The problem here is that df$col1 doesn't evaluate the expression col1. It simply looks for a column in df literally called col1. This behavior is described in ?Extract under the section "Recursive (list-like) Objects".

The simplest, and most often recommended solution is simply switch from $ to [[ and pass the function arguments as strings:

new_column1 <- function(df,col_name,col1,col2){
    #Create new column col_name as sum of col1 and col2
    df[[col_name]] <- df[[col1]] + df[[col2]]
    df
}

> new_column1(dat,"z","x","y")
  x y  z
1 1 5  6
2 2 6  8
3 3 7 10
4 4 8 12

This is often considered "best practice" since it is the method that is hardest to screw up. Passing the column names as strings is about as unambiguous as you can get.

The following two options are more advanced. Many popular packages make use of these kinds of techniques, but using them well requires more care and skill, as they can introduce subtle complexities and unanticipated points of failure. This section of Hadley's Advanced R book is an excellent reference for some of these issues.
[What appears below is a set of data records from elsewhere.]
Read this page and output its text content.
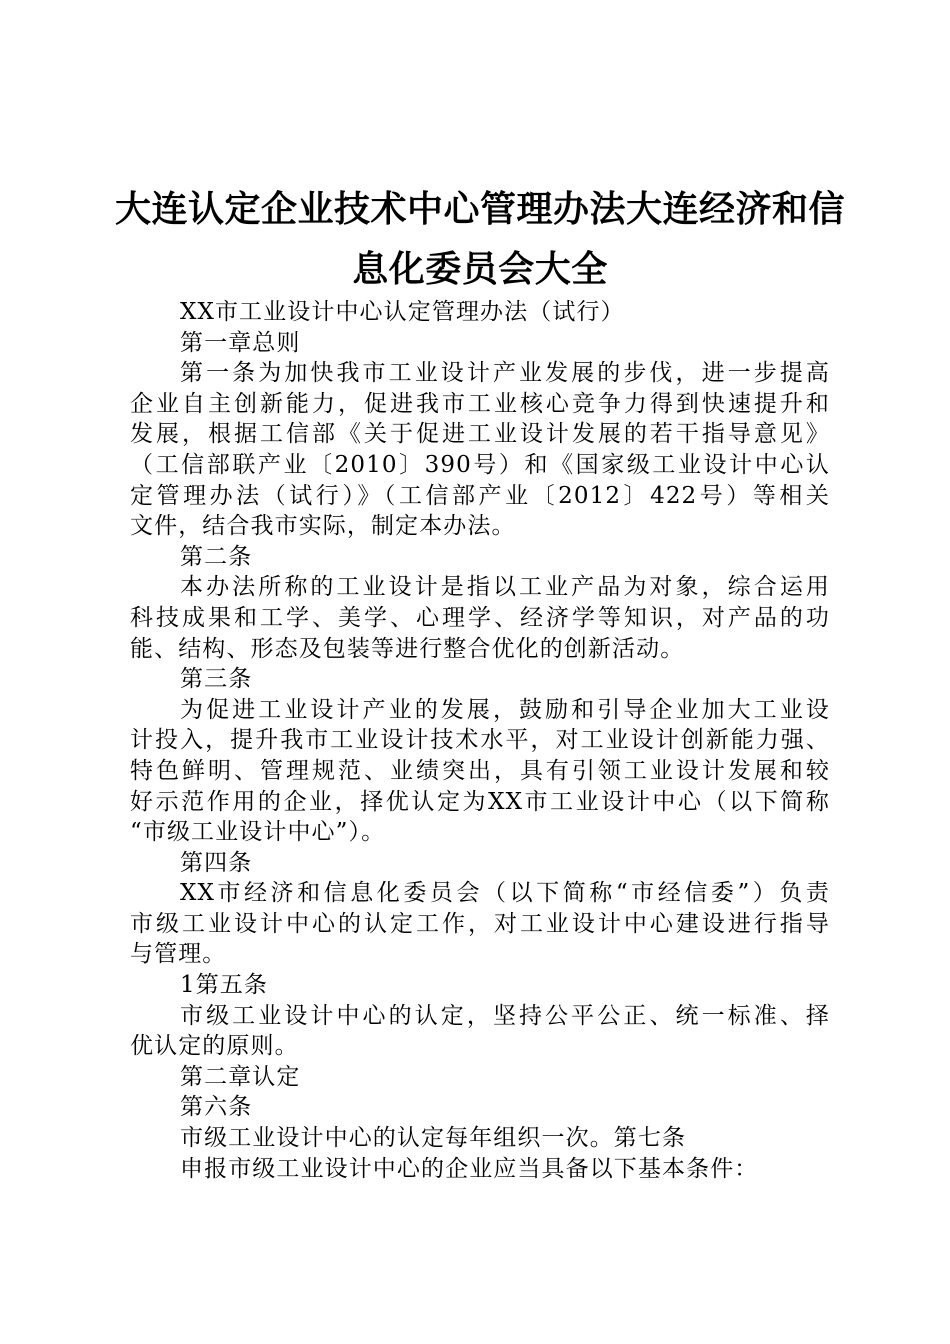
大连认定企业技术中心管理办法大连经济和信
息化委员会大全
XX市工业设计中心认定管理办法（试行）
第一章总则
第一条为加快我市工业设计产业发展的步伐，进一步提高
企业自主创新能力，促进我市工业核心竞争力得到快速提升和
发展，根据工信部《关于促进工业设计发展的若干指导意见》
（工信部联产业〔2010〕390号）和《国家级工业设计中心认
定管理办法（试行）》（工信部产业〔2012〕422号）等相关
文件，结合我市实际，制定本办法。
第二条
本办法所称的工业设计是指以工业产品为对象，综合运用
科技成果和工学、美学、心理学、经济学等知识，对产品的功
能、结构、形态及包装等进行整合优化的创新活动。
第三条
为促进工业设计产业的发展，鼓励和引导企业加大工业设
计投入，提升我市工业设计技术水平，对工业设计创新能力强、
特色鲜明、管理规范、业绩突出，具有引领工业设计发展和较
好示范作用的企业，择优认定为XX市工业设计中心（以下简称
“市级工业设计中心”）。
第四条
XX市经济和信息化委员会（以下简称“市经信委”）负责
市级工业设计中心的认定工作，对工业设计中心建设进行指导
与管理。
1第五条
市级工业设计中心的认定，坚持公平公正、统一标准、择
优认定的原则。
第二章认定
第六条
市级工业设计中心的认定每年组织一次。第七条
申报市级工业设计中心的企业应当具备以下基本条件：
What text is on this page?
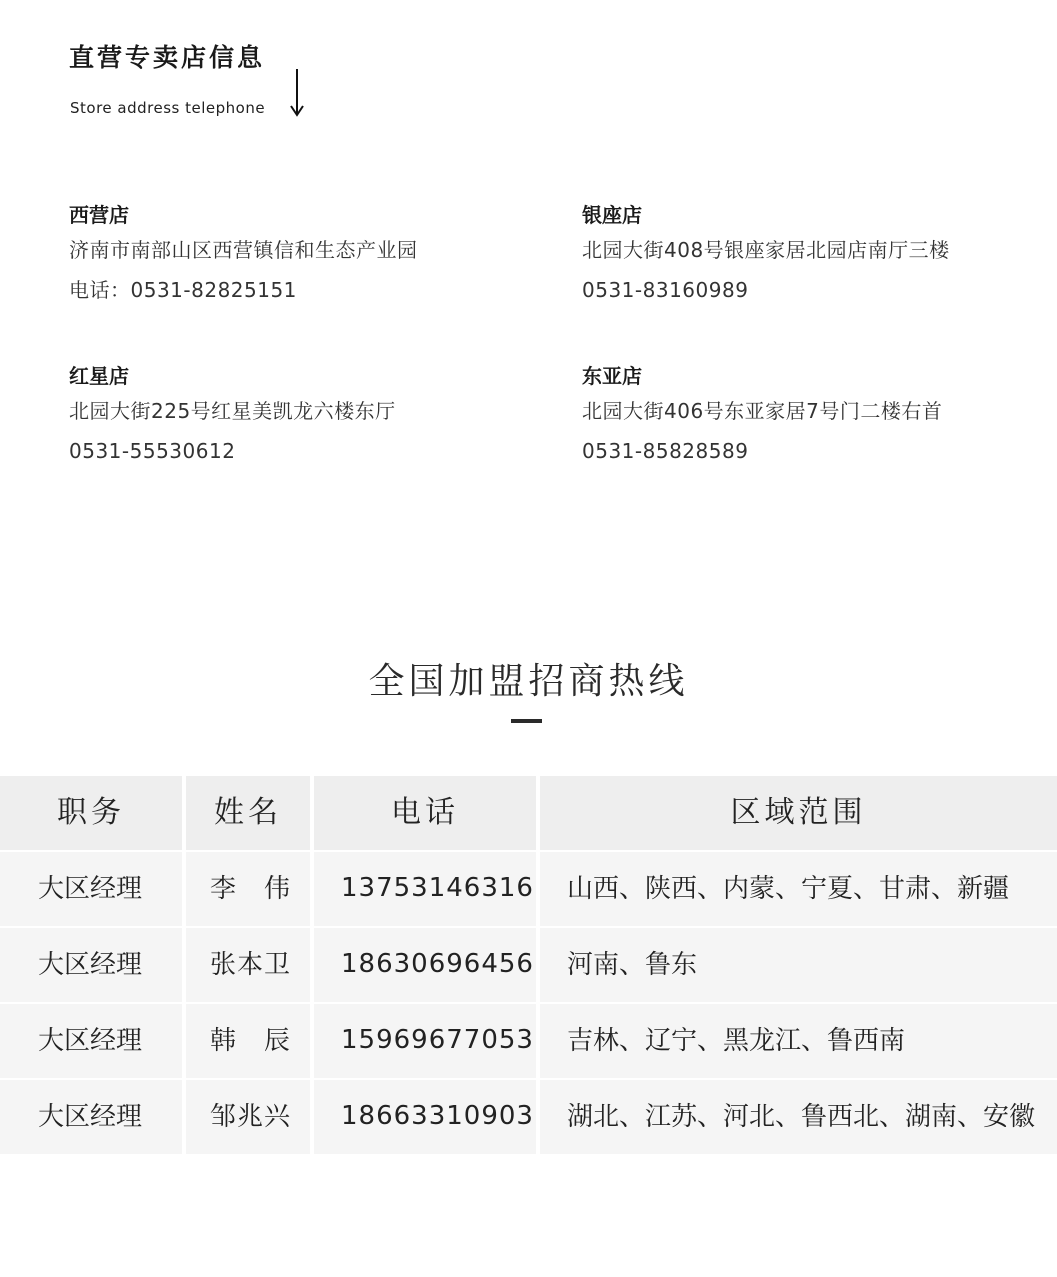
直营专卖店信息
Store address telephone
西营店
济南市南部山区西营镇信和生态产业园
电话：0531-82825151
银座店
北园大街408号银座家居北园店南厅三楼
0531-83160989
红星店
北园大街225号红星美凯龙六楼东厅
0531-55530612
东亚店
北园大街406号东亚家居7号门二楼右首
0531-85828589
全国加盟招商热线
职务	姓名	电话	区域范围
大区经理	李　伟	13753146316	山西、陕西、内蒙、宁夏、甘肃、新疆
大区经理	张本卫	18630696456	河南、鲁东
大区经理	韩　辰	15969677053	吉林、辽宁、黑龙江、鲁西南
大区经理	邹兆兴	18663310903	湖北、江苏、河北、鲁西北、湖南、安徽
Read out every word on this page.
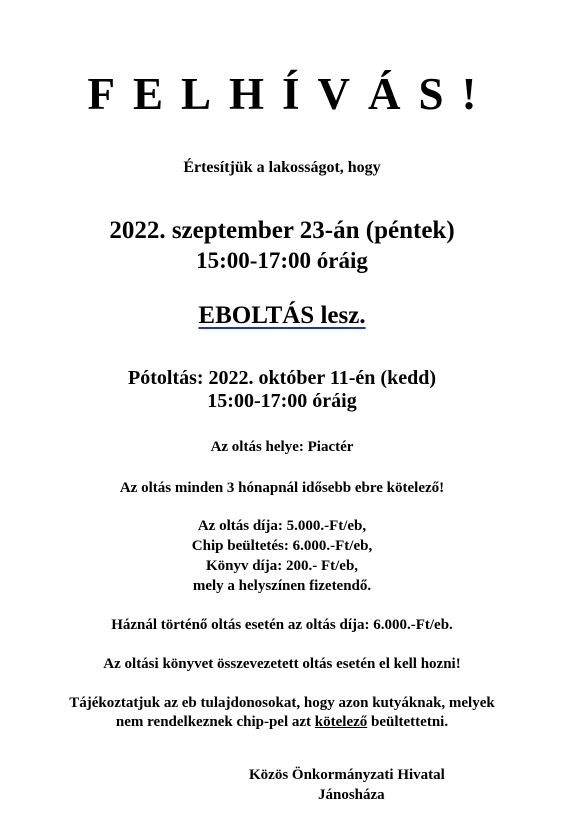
FELHÍVÁS!
Értesítjük a lakosságot, hogy
2022. szeptember 23-án (péntek)
15:00-17:00 óráig
EBOLTÁS lesz.
Pótoltás: 2022. október 11-én (kedd)
15:00-17:00 óráig
Az oltás helye: Piactér
Az oltás minden 3 hónapnál idősebb ebre kötelező!
Az oltás díja: 5.000.-Ft/eb,
Chip beültetés: 6.000.-Ft/eb,
Könyv díja: 200.- Ft/eb,
mely a helyszínen fizetendő.
Háznál történő oltás esetén az oltás díja: 6.000.-Ft/eb.
Az oltási könyvet összevezetett oltás esetén el kell hozni!
Tájékoztatjuk az eb tulajdonosokat, hogy azon kutyáknak, melyek
nem rendelkeznek chip-pel azt kötelező beültettetni.
Közös Önkormányzati Hivatal
Jánosháza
If you really want to save the user from typing all those quotes, one option might be to convert bare, unquoted column names to strings using deparse(substitute()):

new_column2 <- function(df,col_name,col1,col2){
    col_name <- deparse(substitute(col_name))
    col1 <- deparse(substitute(col1))
    col2 <- deparse(substitute(col2))

    df[[col_name]] <- df[[col1]] + df[[col2]]
    df
}

> new_column2(dat,z,x,y)
  x y  z
1 1 5  6
2 2 6  8
3 3 7 10
4 4 8 12

This is, frankly, a bit silly probably, since we're really doing the same thing as in new_column1, just with a bunch of extra work to convert bare names to strings.

Finally, if we want to get really fancy, we might decide that rather than passing in the names of two columns to add, we'd like to be more flexible and allow for other combinations of two variables. In that case we'd likely resort to using eval() on an expression involving the two columns:

new_column3 <- function(df,col_name,expr){
    col_name <- deparse(substitute(col_name))
    df[[col_name]] <- eval(substitute(expr),df,parent.frame())
    df
}

Just for fun, I'm still using deparse(substitute()) for the name of the new column. Here, all of the following will work:

> new_column3(dat,z,x+y)
  x y  z
1 1 5  6
2 2 6  8
3 3 7 10
4 4 8 12
> new_column3(dat,z,x-y)
  x y  z
1 1 5 -4
2 2 6 -4
3 3 7 -4
4 4 8 -4
> new_column3(dat,z,x*y)
  x y  z
1 1 5  5
2 2 6 12
3 3 7 21
4 4 8 32

So the short answer is basically: pass data.frame column names as strings and use [[ to select single columns. Only start delving into eval, substitute, etc. if you really know what you're doing.